The VIX volatility index fell below 30 on Tuesday for the first time since mid-September, suggesting that investor anxiety over stock market volatility has fallen below a notable threshold.
As recently as November, the VIX was in record territory above 80, when the S&P 500 was in freefall. It then bounced between 40 and 50 - which is also exceptionally high, based on history - from the start of the year until the end of March.
How low can the VIX go? That's a question Bill Luby addresses in his VIX and More blog . He finds it hard to believe that the VIX will fall below the 25-26 level, largely because he thinks that the current rally in stocks - which has eased anxieties over financial collapse and a global depression - is looking a little stretched.
He put the 25-level for the VIX in context: First, the historical average going back to 1990 is 20.12. Second, the mean average during 2008 - when it hit record highs - was 32.68. Third, for the five year period between 1998 and 2002, which included the demise of Long-Term Capital Management and the end of the dot-com bubble, the VIX averaged 25.27. Mr.
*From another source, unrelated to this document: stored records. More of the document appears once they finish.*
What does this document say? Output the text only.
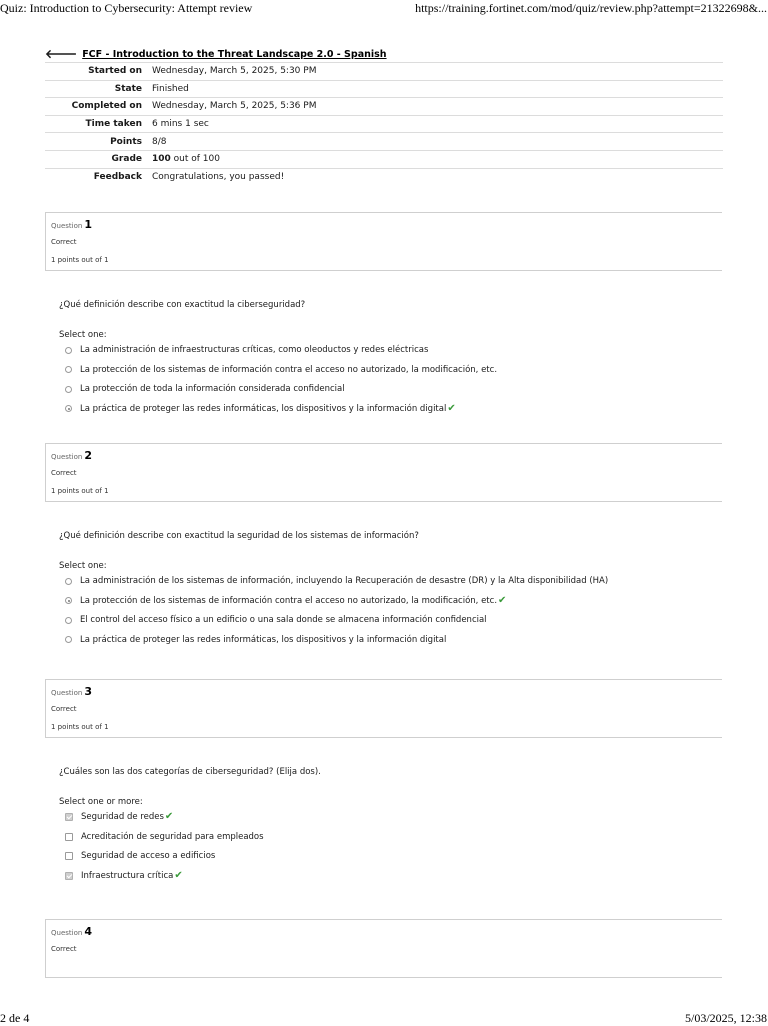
Quiz: Introduction to Cybersecurity: Attempt review	https://training.fortinet.com/mod/quiz/review.php?attempt=21322698&...
🡐 FCF - Introduction to the Threat Landscape 2.0 - Spanish
Started on	Wednesday, March 5, 2025, 5:30 PM
State	Finished
Completed on	Wednesday, March 5, 2025, 5:36 PM
Time taken	6 mins 1 sec
Points	8/8
Grade	100 out of 100
Feedback	Congratulations, you passed!
Question 1
Correct
1 points out of 1
¿Qué definición describe con exactitud la ciberseguridad?
Select one:
La administración de infraestructuras críticas, como oleoductos y redes eléctricas
La protección de los sistemas de información contra el acceso no autorizado, la modificación, etc.
La protección de toda la información considerada confidencial
La práctica de proteger las redes informáticas, los dispositivos y la información digital ✔
Question 2
Correct
1 points out of 1
¿Qué definición describe con exactitud la seguridad de los sistemas de información?
Select one:
La administración de los sistemas de información, incluyendo la Recuperación de desastre (DR) y la Alta disponibilidad (HA)
La protección de los sistemas de información contra el acceso no autorizado, la modificación, etc. ✔
El control del acceso físico a un edificio o una sala donde se almacena información confidencial
La práctica de proteger las redes informáticas, los dispositivos y la información digital
Question 3
Correct
1 points out of 1
¿Cuáles son las dos categorías de ciberseguridad? (Elija dos).
Select one or more:
Seguridad de redes ✔
Acreditación de seguridad para empleados
Seguridad de acceso a edificios
Infraestructura crítica ✔
Question 4
Correct
2 de 4	5/03/2025, 12:38
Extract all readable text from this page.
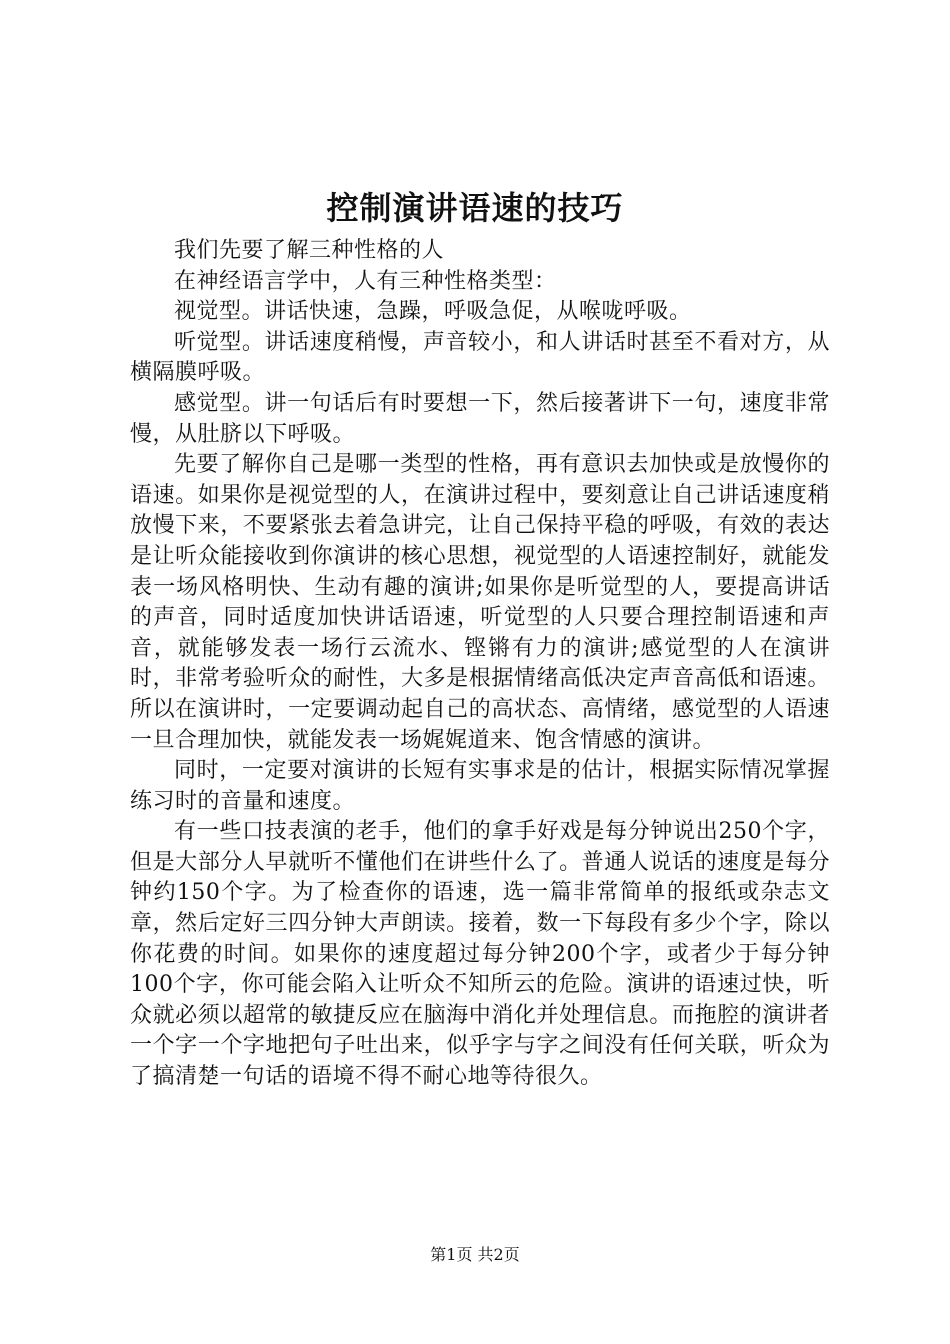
控制演讲语速的技巧

我们先要了解三种性格的人

在神经语言学中，人有三种性格类型：

视觉型。讲话快速，急躁，呼吸急促，从喉咙呼吸。

听觉型。讲话速度稍慢，声音较小，和人讲话时甚至不看对方，从横隔膜呼吸。

感觉型。讲一句话后有时要想一下，然后接著讲下一句，速度非常慢，从肚脐以下呼吸。

先要了解你自己是哪一类型的性格，再有意识去加快或是放慢你的语速。如果你是视觉型的人，在演讲过程中，要刻意让自己讲话速度稍放慢下来，不要紧张去着急讲完，让自己保持平稳的呼吸，有效的表达是让听众能接收到你演讲的核心思想，视觉型的人语速控制好，就能发表一场风格明快、生动有趣的演讲;如果你是听觉型的人，要提高讲话的声音，同时适度加快讲话语速，听觉型的人只要合理控制语速和声音，就能够发表一场行云流水、铿锵有力的演讲;感觉型的人在演讲时，非常考验听众的耐性，大多是根据情绪高低决定声音高低和语速。所以在演讲时，一定要调动起自己的高状态、高情绪，感觉型的人语速一旦合理加快，就能发表一场娓娓道来、饱含情感的演讲。

同时，一定要对演讲的长短有实事求是的估计，根据实际情况掌握练习时的音量和速度。

有一些口技表演的老手，他们的拿手好戏是每分钟说出250个字，但是大部分人早就听不懂他们在讲些什么了。普通人说话的速度是每分钟约150个字。为了检查你的语速，选一篇非常简单的报纸或杂志文章，然后定好三四分钟大声朗读。接着，数一下每段有多少个字，除以你花费的时间。如果你的速度超过每分钟200个字，或者少于每分钟100个字，你可能会陷入让听众不知所云的危险。演讲的语速过快，听众就必须以超常的敏捷反应在脑海中消化并处理信息。而拖腔的演讲者一个字一个字地把句子吐出来，似乎字与字之间没有任何关联，听众为了搞清楚一句话的语境不得不耐心地等待很久。

第1页 共2页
Luby concludes that 25 is a low number for a volatile period.
"Even as fears dissipate, there is still uncertainty about the strength of the recovery in addition to the normal uncertainty about the direction of the economy and the markets that would be associated with a period of relative market calm," he said. "Historical volatility, therefore, should provide a volatility floor and with historical volatility currently unable to drop below the low to mid-20s, we should begin to see evidence of that volatility floor shortly."